Pero, afortunadamente, la cosa tomó, casi sobre la marcha, otros derroteros; la peli se transformó en una maravillosa cinta de terror strictu-sensu y el bueno del Conde Yorga terminó convertido en un icono del género (de culto, of course... pero icono al fin y al cabo). De la vocación inicial algo quedó... es cierto. La pulsión erótica, las chicas guapas y, sobre todo, el cartel de la película que, no me negarán vuesas mercedes, remite sin género de dudas al sexploit... con esas cuatro vampiras sixties-style comiéndose a bocados (literalmente) al desgraciado (o afortunado, según cómo se mire) mocete.
El éxito de la primera película, y la consiguiente recaudación, hicieron que Bob Kelljan pudiera acometer una secuela con un presupuesto mucho más serio (el de la primera era digno de una auténtica producción de serie B) y mayor libertad creativa. Y el resultado fue esta película que ahora cuelgo: "The Return Of Count Yorga".

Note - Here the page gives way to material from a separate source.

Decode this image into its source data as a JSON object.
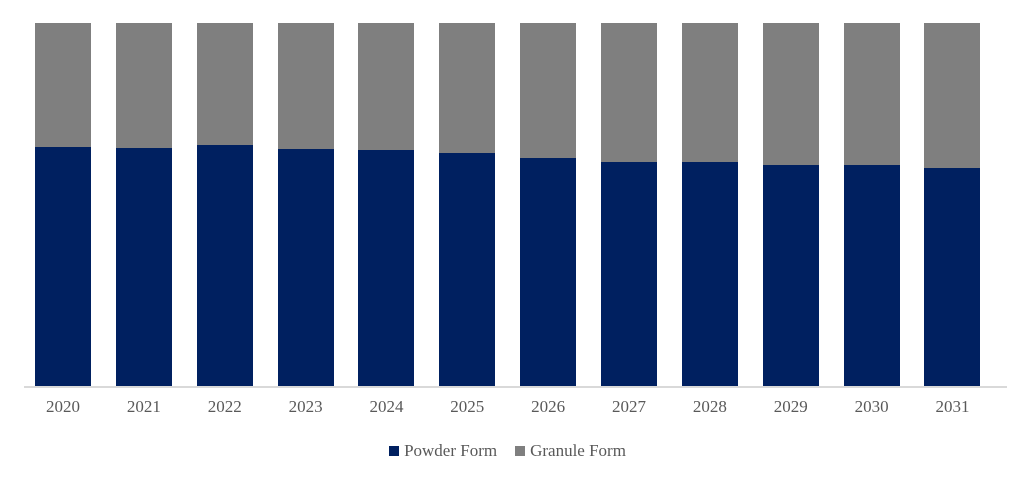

Según parte de la crítica especializada es muy superior a la primera (llevando la contraria a ese refrán que dice que segundas partes nunca fueron buenas). Aunque al respecto hay opiniones…

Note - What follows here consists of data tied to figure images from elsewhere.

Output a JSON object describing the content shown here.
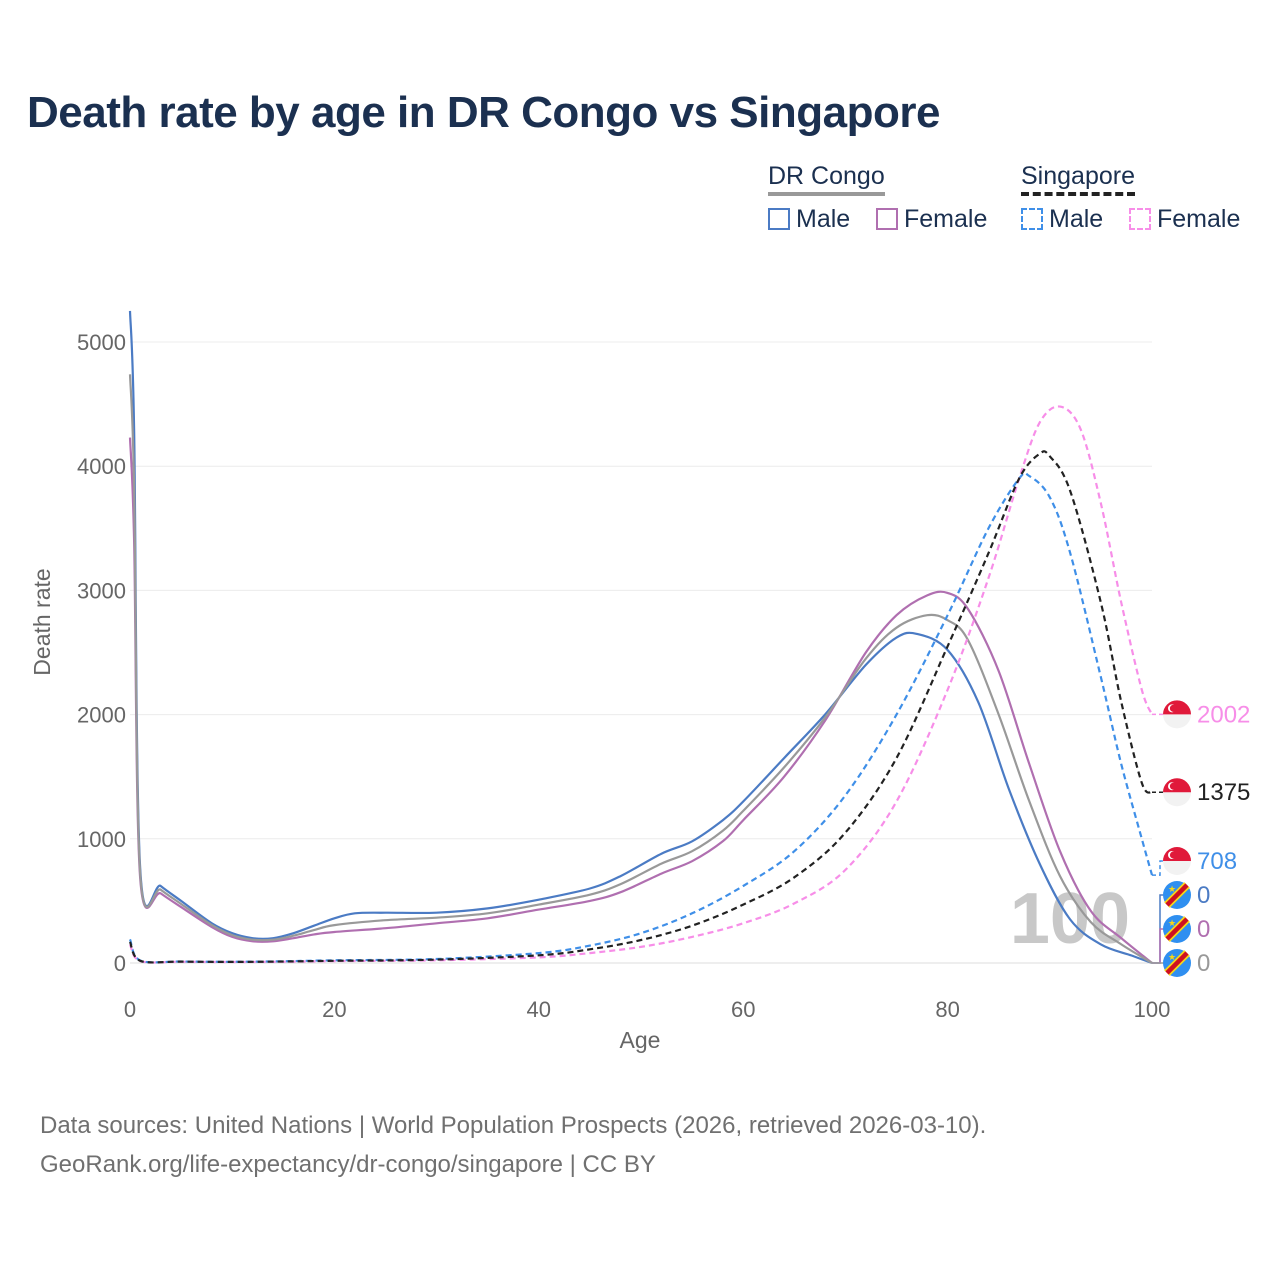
{
  "title": "Death rate by age in DR Congo vs Singapore",
  "legend": {
    "groups": [
      {
        "name": "DR Congo",
        "color": "#999999",
        "dash": false,
        "items": [
          {
            "label": "Male",
            "color": "#4b7bc4"
          },
          {
            "label": "Female",
            "color": "#b06fb0"
          }
        ]
      },
      {
        "name": "Singapore",
        "color": "#222222",
        "dash": true,
        "items": [
          {
            "label": "Male",
            "color": "#3f8fe8"
          },
          {
            "label": "Female",
            "color": "#f78ee8"
          }
        ]
      }
    ]
  },
  "footer": {
    "source": "Data sources: United Nations | World Population Prospects (2026, retrieved 2026-03-10).",
    "link": "GeoRank.org/life-expectancy/dr-congo/singapore | CC BY"
  },
  "chart_data": {
    "type": "line",
    "title": "Death rate by age in DR Congo vs Singapore",
    "xlabel": "Age",
    "ylabel": "Death rate",
    "xlim": [
      0,
      100
    ],
    "ylim": [
      0,
      5200
    ],
    "xticks": [
      0,
      20,
      40,
      60,
      80,
      100
    ],
    "yticks": [
      0,
      1000,
      2000,
      3000,
      4000,
      5000
    ],
    "current_age": "100",
    "series": [
      {
        "name": "DR Congo Male",
        "color": "#4b7bc4",
        "dash": false,
        "end_label": "0",
        "label_color": "#4b7bc4",
        "flag": "cd",
        "points": [
          [
            0,
            5250
          ],
          [
            0.4,
            4300
          ],
          [
            1,
            760
          ],
          [
            3,
            620
          ],
          [
            5,
            500
          ],
          [
            8,
            320
          ],
          [
            10,
            240
          ],
          [
            12,
            200
          ],
          [
            14,
            200
          ],
          [
            16,
            240
          ],
          [
            18,
            300
          ],
          [
            20,
            360
          ],
          [
            22,
            400
          ],
          [
            25,
            405
          ],
          [
            30,
            405
          ],
          [
            35,
            440
          ],
          [
            40,
            510
          ],
          [
            45,
            600
          ],
          [
            48,
            700
          ],
          [
            52,
            880
          ],
          [
            55,
            980
          ],
          [
            58,
            1150
          ],
          [
            60,
            1300
          ],
          [
            64,
            1650
          ],
          [
            68,
            2000
          ],
          [
            72,
            2400
          ],
          [
            75,
            2620
          ],
          [
            77,
            2650
          ],
          [
            80,
            2520
          ],
          [
            83,
            2100
          ],
          [
            86,
            1400
          ],
          [
            89,
            800
          ],
          [
            92,
            350
          ],
          [
            95,
            150
          ],
          [
            98,
            60
          ],
          [
            100,
            0
          ]
        ]
      },
      {
        "name": "DR Congo Female",
        "color": "#b06fb0",
        "dash": false,
        "end_label": "0",
        "label_color": "#b06fb0",
        "flag": "cd",
        "points": [
          [
            0,
            4230
          ],
          [
            0.4,
            3400
          ],
          [
            1,
            680
          ],
          [
            3,
            560
          ],
          [
            5,
            450
          ],
          [
            8,
            290
          ],
          [
            10,
            210
          ],
          [
            12,
            175
          ],
          [
            14,
            175
          ],
          [
            16,
            200
          ],
          [
            18,
            230
          ],
          [
            20,
            250
          ],
          [
            25,
            280
          ],
          [
            30,
            320
          ],
          [
            35,
            360
          ],
          [
            40,
            430
          ],
          [
            45,
            500
          ],
          [
            48,
            570
          ],
          [
            52,
            720
          ],
          [
            55,
            820
          ],
          [
            58,
            980
          ],
          [
            60,
            1150
          ],
          [
            64,
            1500
          ],
          [
            68,
            1950
          ],
          [
            72,
            2500
          ],
          [
            75,
            2800
          ],
          [
            78,
            2960
          ],
          [
            80,
            2980
          ],
          [
            82,
            2850
          ],
          [
            85,
            2350
          ],
          [
            88,
            1600
          ],
          [
            91,
            900
          ],
          [
            94,
            420
          ],
          [
            97,
            200
          ],
          [
            100,
            0
          ]
        ]
      },
      {
        "name": "DR Congo Total",
        "color": "#999999",
        "dash": false,
        "end_label": "0",
        "label_color": "#999999",
        "flag": "cd",
        "points": [
          [
            0,
            4740
          ],
          [
            0.4,
            3850
          ],
          [
            1,
            720
          ],
          [
            3,
            590
          ],
          [
            5,
            475
          ],
          [
            8,
            305
          ],
          [
            10,
            225
          ],
          [
            12,
            188
          ],
          [
            14,
            188
          ],
          [
            16,
            220
          ],
          [
            18,
            265
          ],
          [
            20,
            305
          ],
          [
            25,
            345
          ],
          [
            30,
            365
          ],
          [
            35,
            400
          ],
          [
            40,
            470
          ],
          [
            45,
            550
          ],
          [
            48,
            635
          ],
          [
            52,
            800
          ],
          [
            55,
            900
          ],
          [
            58,
            1065
          ],
          [
            60,
            1225
          ],
          [
            64,
            1575
          ],
          [
            68,
            1975
          ],
          [
            72,
            2450
          ],
          [
            75,
            2700
          ],
          [
            78,
            2800
          ],
          [
            80,
            2760
          ],
          [
            82,
            2600
          ],
          [
            85,
            2000
          ],
          [
            88,
            1300
          ],
          [
            91,
            700
          ],
          [
            94,
            330
          ],
          [
            97,
            150
          ],
          [
            100,
            0
          ]
        ]
      },
      {
        "name": "Singapore Male",
        "color": "#3f8fe8",
        "dash": true,
        "end_label": "708",
        "label_color": "#3f8fe8",
        "flag": "sg",
        "points": [
          [
            0,
            190
          ],
          [
            1,
            20
          ],
          [
            5,
            12
          ],
          [
            10,
            10
          ],
          [
            15,
            14
          ],
          [
            20,
            22
          ],
          [
            30,
            32
          ],
          [
            40,
            80
          ],
          [
            45,
            140
          ],
          [
            50,
            240
          ],
          [
            55,
            400
          ],
          [
            60,
            620
          ],
          [
            65,
            900
          ],
          [
            70,
            1350
          ],
          [
            75,
            2000
          ],
          [
            80,
            2800
          ],
          [
            84,
            3500
          ],
          [
            87,
            3900
          ],
          [
            88,
            3920
          ],
          [
            90,
            3750
          ],
          [
            92,
            3300
          ],
          [
            95,
            2300
          ],
          [
            97,
            1600
          ],
          [
            99,
            1000
          ],
          [
            100,
            708
          ]
        ]
      },
      {
        "name": "Singapore Female",
        "color": "#f78ee8",
        "dash": true,
        "end_label": "2002",
        "label_color": "#f78ee8",
        "flag": "sg",
        "points": [
          [
            0,
            150
          ],
          [
            1,
            15
          ],
          [
            5,
            10
          ],
          [
            10,
            8
          ],
          [
            15,
            10
          ],
          [
            20,
            15
          ],
          [
            30,
            22
          ],
          [
            40,
            45
          ],
          [
            45,
            80
          ],
          [
            50,
            130
          ],
          [
            55,
            210
          ],
          [
            60,
            320
          ],
          [
            65,
            480
          ],
          [
            70,
            750
          ],
          [
            75,
            1300
          ],
          [
            80,
            2200
          ],
          [
            84,
            3100
          ],
          [
            87,
            3900
          ],
          [
            89,
            4350
          ],
          [
            91,
            4480
          ],
          [
            93,
            4300
          ],
          [
            95,
            3700
          ],
          [
            97,
            2900
          ],
          [
            99,
            2200
          ],
          [
            100,
            2002
          ]
        ]
      },
      {
        "name": "Singapore Total",
        "color": "#222222",
        "dash": true,
        "end_label": "1375",
        "label_color": "#222222",
        "flag": "sg",
        "points": [
          [
            0,
            170
          ],
          [
            1,
            18
          ],
          [
            5,
            11
          ],
          [
            10,
            9
          ],
          [
            15,
            12
          ],
          [
            20,
            18
          ],
          [
            30,
            27
          ],
          [
            40,
            62
          ],
          [
            45,
            110
          ],
          [
            50,
            185
          ],
          [
            55,
            300
          ],
          [
            60,
            470
          ],
          [
            65,
            690
          ],
          [
            70,
            1050
          ],
          [
            75,
            1650
          ],
          [
            80,
            2550
          ],
          [
            84,
            3300
          ],
          [
            87,
            3900
          ],
          [
            89,
            4100
          ],
          [
            90,
            4080
          ],
          [
            92,
            3800
          ],
          [
            95,
            2900
          ],
          [
            97,
            2100
          ],
          [
            99,
            1450
          ],
          [
            100,
            1375
          ]
        ]
      }
    ]
  }
}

Es cierto que se nota el mayor presupuesto; pero además, Kelljan, da un paso más en el tema de la originalidad. Y me explico: es cierto que la primera película suponía un acierto al adaptar el personaje del vampiro a la época actual (1970). Pero también es verdad que la adaptación seguía, paso a paso, la propia historia de Drácula; la misma novela de Bram Stoker que, de una forma u otra había sido llevada a la pantalla tanto por la Universal como por la maravillosa Hammer. El punto de originalidad consistía, realmente, en ambientar la acción en Los Ángeles de 1970, cambiando los nombres y modificando ciertas situaciones y personajes para hacer la cosa más verosímil (pero sin traicionar la esencia, que conste... no hay más que ver la peli para darse cuenta. La historia es básicamente la misma).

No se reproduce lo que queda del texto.